US National Cyber Director to retire next week.
Chris Inglis, the US’s National Cyber Director, is set to retire in under a week on February 15. Kemba Eneas Walden, who joined the Office of the National Cyber Director last spring, will serve as acting director until Inglis’s successor is chosen. Inglis’ departure comes just as his team is set to release a much-anticipated national cybersecurity strategy that will outline a tougher federal approach to digital defense. Lawmakers urged Inglis to stay on until the strategy is released, and while it’s expected to come out soon, a release date has not yet been announced. Inglis told CNN he is confident that Office of the National Cyber Director “is viable and valuable – in its capabilities, its people, and its influence on issues that matter: protecting our Nation’s critical infrastructure, strengthening and safeguarding our technology supply chain, expanding pathways to good-paying cyber jobs, and so many more.”
Nonprofits call on consumer rights watchdog to crack down on data brokers.
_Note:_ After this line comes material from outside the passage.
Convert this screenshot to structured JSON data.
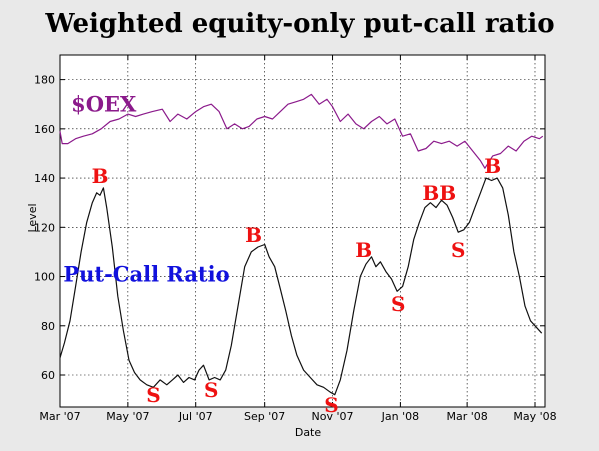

Wired offers a look at the world of data brokerage, and what lawmakers can do to reign in an unwieldy ecosystem that thrives on the buying and selling of personal digital information. Existing laws technically shield users from having their data nonconsensually passed back and forth for profit, but the illicit dealings of data brokers and the rapidly growing market have made enforcement a challenge. A group of legal nonprofits including Demand Progress, the National Consumer Law Center, and Just Futures Law submitted a letter yesterday to Rohit Chipra, head of the Consumer Financial Protection Bureau, urging his office to better enforce violations of the Fair Credit Report Act (FCRA).
Lauren Harriman, and counsel for Just Futures Law, explains, “Data brokers’ practices are especially egregious because they circumvent the Fair Credit Report Act and value data without valuing the accuracy of that data. [Data brokers] pay handsome sums to your utility company for your name and address, turn around and package your name and address with other data, fail to conduct any type of accuracy analysis on the newly formed data set, and subsequently sell the new data set at a steep profit.” Harriman says such inaccuracies have led to individuals being deprived of civil rights, “denied jobs, government benefits, or even housing.” The letter notes the case of analytical advertising platform Kochava, which was sued last year by the US Federal Trade Commission (FTC) for harvesting the data of millions without consent, exposing them to “threats of stigma, stalking, discrimination, job loss, and even physical violence.”
Privacy advocates have been calling for better regulation of data brokerage for years, especially when it comes to data users must submit in order to gain access to basic necessities like phones and energy, and in 2018 a group of utility companies agreed to stop selling such information to Thomas Reuters. Many federal agencies have been known to purchase location data from brokers as a way of bypassing legal restrictions on demanding such information directly from businesses.